金日成を高句麗のナンチャラと称して黒竜江省の一部も加えて高句麗人民共和国として独立。当然、南進は起こるし、呼応して満州内でも共産騒乱が起きる事になるんだろう。
史実の朝鮮戦争よりも広範囲の戦線を抱えることになるので、まず間違いなく三項実現が達成可能になるはず。
幣原が未来知識で得たNATOにおける西ドイツ軍の在り方を知ったマッカーサーが警察予備隊指令以前の早い段階で講和条約と同時締結の軍事協定で米国の主導と日本軍の行動制限を明記した上での再軍備を提言すれば、史実1948年の提案によりさらに具体的な話が早期に始められる。

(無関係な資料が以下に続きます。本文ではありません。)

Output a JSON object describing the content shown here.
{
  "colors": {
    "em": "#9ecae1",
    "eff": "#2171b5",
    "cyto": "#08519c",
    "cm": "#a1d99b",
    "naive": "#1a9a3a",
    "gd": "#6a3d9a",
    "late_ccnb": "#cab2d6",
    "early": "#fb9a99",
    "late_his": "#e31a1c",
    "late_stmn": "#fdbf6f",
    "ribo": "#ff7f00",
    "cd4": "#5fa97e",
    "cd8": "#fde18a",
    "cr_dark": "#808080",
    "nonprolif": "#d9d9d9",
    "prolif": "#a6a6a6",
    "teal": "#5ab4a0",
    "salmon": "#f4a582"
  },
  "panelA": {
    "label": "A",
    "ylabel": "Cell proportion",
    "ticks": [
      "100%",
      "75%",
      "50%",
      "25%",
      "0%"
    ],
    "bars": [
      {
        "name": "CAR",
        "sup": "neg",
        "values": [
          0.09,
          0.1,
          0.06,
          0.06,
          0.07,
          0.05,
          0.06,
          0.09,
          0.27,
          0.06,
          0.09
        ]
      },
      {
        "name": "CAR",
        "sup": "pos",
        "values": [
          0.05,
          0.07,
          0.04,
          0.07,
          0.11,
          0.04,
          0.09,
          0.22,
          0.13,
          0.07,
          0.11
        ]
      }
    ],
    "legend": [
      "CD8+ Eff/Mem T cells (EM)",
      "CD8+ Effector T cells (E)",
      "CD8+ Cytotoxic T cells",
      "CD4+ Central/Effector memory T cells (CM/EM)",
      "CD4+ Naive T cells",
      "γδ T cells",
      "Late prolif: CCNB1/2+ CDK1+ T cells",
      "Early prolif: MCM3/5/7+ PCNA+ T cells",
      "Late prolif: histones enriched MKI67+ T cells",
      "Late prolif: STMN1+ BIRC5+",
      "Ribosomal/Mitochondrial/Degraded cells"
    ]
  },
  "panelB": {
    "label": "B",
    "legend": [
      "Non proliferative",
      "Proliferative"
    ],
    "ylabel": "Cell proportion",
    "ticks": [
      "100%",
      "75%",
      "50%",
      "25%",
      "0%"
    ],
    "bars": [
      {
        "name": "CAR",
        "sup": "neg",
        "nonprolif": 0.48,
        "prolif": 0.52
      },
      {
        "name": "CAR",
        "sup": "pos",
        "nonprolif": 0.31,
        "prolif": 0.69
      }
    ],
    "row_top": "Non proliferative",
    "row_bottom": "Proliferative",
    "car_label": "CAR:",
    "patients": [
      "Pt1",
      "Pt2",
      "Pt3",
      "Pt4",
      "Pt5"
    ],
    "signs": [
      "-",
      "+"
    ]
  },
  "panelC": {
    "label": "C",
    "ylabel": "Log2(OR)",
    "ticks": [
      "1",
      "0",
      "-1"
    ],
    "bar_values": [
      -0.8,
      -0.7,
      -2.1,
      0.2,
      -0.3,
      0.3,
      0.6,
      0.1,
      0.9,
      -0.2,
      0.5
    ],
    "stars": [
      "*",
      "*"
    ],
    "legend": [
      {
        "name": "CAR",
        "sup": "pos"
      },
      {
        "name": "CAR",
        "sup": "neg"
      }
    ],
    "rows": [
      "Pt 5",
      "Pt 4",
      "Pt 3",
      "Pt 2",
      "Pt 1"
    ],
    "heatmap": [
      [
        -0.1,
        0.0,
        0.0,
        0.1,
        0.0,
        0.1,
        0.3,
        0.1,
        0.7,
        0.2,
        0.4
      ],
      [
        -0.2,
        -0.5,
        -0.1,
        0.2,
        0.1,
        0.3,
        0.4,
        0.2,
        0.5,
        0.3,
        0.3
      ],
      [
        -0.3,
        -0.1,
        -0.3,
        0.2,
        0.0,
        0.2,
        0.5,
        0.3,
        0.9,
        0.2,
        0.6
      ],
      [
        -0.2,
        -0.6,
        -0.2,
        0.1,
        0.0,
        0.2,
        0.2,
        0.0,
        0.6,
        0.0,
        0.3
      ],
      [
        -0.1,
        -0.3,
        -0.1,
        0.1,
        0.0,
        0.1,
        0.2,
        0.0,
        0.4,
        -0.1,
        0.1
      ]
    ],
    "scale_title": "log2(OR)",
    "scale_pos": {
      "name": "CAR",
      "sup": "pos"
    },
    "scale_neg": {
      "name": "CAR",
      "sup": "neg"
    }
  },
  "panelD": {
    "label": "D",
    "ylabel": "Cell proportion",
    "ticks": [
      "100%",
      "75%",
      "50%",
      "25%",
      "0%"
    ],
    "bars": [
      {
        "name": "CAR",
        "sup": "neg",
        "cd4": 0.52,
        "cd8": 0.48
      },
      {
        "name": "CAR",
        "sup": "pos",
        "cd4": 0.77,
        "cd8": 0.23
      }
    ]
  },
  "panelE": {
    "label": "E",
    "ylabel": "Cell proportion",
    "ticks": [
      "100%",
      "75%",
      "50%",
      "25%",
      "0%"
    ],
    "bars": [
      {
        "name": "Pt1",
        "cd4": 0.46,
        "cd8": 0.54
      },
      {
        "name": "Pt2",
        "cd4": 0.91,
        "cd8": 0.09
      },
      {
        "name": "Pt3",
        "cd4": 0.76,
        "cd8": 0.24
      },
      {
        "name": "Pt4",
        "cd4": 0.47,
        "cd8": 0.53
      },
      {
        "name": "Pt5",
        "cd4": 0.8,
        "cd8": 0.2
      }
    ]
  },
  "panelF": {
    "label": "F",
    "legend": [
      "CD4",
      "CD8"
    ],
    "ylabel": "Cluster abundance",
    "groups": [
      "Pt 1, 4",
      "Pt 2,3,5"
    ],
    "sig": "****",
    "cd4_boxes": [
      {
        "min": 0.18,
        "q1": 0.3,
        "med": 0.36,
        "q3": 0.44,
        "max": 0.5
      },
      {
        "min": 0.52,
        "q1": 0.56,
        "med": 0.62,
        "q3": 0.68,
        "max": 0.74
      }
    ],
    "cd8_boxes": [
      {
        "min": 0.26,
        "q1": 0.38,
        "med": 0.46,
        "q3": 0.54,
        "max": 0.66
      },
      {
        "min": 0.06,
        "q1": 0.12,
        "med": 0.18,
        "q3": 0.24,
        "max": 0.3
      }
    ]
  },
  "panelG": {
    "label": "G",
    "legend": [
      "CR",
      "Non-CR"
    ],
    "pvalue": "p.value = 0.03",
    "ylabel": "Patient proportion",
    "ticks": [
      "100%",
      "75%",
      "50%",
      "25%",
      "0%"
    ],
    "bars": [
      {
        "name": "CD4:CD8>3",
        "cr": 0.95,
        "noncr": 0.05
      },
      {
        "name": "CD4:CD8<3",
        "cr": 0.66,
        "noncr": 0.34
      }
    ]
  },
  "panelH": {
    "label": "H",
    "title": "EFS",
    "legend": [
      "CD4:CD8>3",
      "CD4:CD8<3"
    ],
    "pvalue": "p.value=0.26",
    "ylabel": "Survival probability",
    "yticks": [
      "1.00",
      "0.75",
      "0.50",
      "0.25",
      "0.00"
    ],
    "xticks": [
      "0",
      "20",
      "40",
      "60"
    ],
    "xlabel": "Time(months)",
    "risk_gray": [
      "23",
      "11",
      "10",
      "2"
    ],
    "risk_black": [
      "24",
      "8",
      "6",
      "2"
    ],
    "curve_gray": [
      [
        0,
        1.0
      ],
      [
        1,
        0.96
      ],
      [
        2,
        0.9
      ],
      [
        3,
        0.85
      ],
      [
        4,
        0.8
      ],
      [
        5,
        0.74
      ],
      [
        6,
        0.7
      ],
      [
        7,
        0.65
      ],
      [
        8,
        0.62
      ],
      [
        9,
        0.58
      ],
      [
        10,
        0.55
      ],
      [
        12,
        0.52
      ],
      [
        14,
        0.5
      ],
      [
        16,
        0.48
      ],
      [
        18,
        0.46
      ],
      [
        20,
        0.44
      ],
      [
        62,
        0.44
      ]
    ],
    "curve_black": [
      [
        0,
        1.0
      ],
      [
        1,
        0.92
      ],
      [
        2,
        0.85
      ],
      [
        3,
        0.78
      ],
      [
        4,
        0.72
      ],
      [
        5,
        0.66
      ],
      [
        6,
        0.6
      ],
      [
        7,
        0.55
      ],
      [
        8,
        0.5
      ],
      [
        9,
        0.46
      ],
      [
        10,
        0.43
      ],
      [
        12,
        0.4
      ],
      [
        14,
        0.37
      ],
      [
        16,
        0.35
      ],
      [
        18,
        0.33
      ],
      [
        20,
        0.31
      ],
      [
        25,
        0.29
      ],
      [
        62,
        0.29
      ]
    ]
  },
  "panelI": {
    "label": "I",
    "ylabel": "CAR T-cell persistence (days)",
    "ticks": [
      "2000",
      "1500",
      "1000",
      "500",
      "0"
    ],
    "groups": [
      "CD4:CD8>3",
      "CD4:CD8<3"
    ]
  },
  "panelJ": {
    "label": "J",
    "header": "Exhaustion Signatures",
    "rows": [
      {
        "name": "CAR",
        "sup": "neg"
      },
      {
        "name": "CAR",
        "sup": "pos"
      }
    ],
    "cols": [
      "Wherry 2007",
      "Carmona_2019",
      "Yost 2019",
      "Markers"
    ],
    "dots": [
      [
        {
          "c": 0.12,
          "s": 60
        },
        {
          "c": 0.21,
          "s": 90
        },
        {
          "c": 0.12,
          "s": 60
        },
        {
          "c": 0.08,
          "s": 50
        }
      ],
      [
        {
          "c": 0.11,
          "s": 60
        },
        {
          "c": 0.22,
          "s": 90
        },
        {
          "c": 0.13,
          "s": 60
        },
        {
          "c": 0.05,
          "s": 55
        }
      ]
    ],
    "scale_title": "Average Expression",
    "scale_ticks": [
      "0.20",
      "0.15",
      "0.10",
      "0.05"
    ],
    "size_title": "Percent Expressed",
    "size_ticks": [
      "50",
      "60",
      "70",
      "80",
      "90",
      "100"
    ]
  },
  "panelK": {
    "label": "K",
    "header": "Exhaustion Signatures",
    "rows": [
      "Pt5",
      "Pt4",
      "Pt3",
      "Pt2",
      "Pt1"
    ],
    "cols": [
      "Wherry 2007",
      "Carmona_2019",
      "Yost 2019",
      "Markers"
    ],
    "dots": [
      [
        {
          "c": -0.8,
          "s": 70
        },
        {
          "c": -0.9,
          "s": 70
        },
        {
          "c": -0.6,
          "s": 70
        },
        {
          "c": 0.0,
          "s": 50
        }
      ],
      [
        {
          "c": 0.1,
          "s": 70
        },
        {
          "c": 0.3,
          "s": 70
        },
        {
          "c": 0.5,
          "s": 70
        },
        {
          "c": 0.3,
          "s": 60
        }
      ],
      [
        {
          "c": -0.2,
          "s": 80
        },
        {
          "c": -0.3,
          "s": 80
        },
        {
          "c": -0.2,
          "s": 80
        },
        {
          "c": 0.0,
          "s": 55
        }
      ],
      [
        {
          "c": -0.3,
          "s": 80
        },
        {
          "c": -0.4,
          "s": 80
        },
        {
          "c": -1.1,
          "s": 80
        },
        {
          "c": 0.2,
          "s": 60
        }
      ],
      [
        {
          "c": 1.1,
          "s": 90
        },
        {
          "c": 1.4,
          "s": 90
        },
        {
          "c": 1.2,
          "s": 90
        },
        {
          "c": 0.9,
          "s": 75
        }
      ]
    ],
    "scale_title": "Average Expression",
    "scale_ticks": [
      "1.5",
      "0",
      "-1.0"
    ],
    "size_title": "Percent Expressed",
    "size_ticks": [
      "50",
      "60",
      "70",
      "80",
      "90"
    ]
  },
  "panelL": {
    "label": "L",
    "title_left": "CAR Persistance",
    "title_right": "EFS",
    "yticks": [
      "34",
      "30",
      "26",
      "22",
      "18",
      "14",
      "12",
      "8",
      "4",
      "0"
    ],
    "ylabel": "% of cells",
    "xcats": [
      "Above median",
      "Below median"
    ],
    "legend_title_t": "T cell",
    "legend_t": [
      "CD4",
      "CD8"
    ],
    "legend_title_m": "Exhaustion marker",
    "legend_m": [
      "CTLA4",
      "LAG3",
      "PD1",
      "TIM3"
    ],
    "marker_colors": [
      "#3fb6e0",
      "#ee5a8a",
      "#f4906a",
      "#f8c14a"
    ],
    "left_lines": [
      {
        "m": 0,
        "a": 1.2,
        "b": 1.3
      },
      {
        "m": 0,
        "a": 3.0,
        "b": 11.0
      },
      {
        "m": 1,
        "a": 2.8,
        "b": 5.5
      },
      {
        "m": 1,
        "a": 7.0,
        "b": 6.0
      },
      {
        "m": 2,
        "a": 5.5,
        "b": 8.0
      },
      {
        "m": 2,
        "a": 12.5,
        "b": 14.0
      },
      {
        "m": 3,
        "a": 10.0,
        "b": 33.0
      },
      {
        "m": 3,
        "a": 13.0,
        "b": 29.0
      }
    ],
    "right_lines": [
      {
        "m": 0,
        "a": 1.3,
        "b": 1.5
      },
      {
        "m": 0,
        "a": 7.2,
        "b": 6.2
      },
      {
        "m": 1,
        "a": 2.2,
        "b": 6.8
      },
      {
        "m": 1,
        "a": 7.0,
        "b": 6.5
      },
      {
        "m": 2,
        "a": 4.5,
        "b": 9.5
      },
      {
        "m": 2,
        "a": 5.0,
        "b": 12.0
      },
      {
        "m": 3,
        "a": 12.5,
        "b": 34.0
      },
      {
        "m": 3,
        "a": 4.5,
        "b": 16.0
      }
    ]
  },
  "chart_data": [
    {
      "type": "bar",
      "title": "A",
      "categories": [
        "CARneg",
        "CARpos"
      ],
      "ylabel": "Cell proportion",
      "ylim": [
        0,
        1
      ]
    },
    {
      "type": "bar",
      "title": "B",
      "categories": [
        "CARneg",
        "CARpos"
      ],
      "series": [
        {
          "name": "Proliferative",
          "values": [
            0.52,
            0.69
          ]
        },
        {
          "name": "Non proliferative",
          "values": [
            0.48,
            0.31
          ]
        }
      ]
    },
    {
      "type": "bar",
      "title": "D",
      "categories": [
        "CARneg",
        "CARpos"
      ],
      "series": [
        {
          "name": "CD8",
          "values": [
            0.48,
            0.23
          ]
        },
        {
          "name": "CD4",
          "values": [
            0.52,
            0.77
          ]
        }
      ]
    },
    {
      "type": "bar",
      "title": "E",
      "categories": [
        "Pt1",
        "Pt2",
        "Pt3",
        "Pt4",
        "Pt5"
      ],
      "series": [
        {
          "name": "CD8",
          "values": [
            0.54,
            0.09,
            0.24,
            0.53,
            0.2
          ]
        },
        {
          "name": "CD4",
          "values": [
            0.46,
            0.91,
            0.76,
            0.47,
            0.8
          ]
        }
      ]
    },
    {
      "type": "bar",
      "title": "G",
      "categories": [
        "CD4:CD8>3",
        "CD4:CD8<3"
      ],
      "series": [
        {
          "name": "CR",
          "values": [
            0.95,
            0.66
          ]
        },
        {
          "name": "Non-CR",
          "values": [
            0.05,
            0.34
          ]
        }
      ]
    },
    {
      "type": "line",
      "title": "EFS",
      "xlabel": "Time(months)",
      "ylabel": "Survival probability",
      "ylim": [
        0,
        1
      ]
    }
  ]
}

満州情勢は当初から不穏になることは間違いないので、米国も早期からウェイトを満州と考え、早々に日本の限定的な再軍備を画策したであろうから、講和条約や安保条約をきっかけに一気に動き出すのは、戦争がなくとも起きるであろう事態。
そこに密約として結ばれた三項指令を投下し、議長として強行したならば・・・
この世界には当初から日本軍が創設され、吉田の抵抗は幣原の強引な改正審議とGHQによる具体的かつ明確な再軍備令で退けることが出来るかもしれない。
そうなれば、現在の問題は全く何も存在しない世界が広がっている事だろう。
ただ、現在の感覚でそれが良いか悪いかは、その人によって大きく評価が変わる事は間違いないのだが。
この世界の日本軍は冷戦崩壊後はドイツの様な経緯をたどるんじゃないかと希望している。そうあって欲しいもんだ。
きっと、対高句麗対策として縮小してしまった米帝謹製満州国と韓国、日本、米帝で極東版NATOが実現している事だろうしね。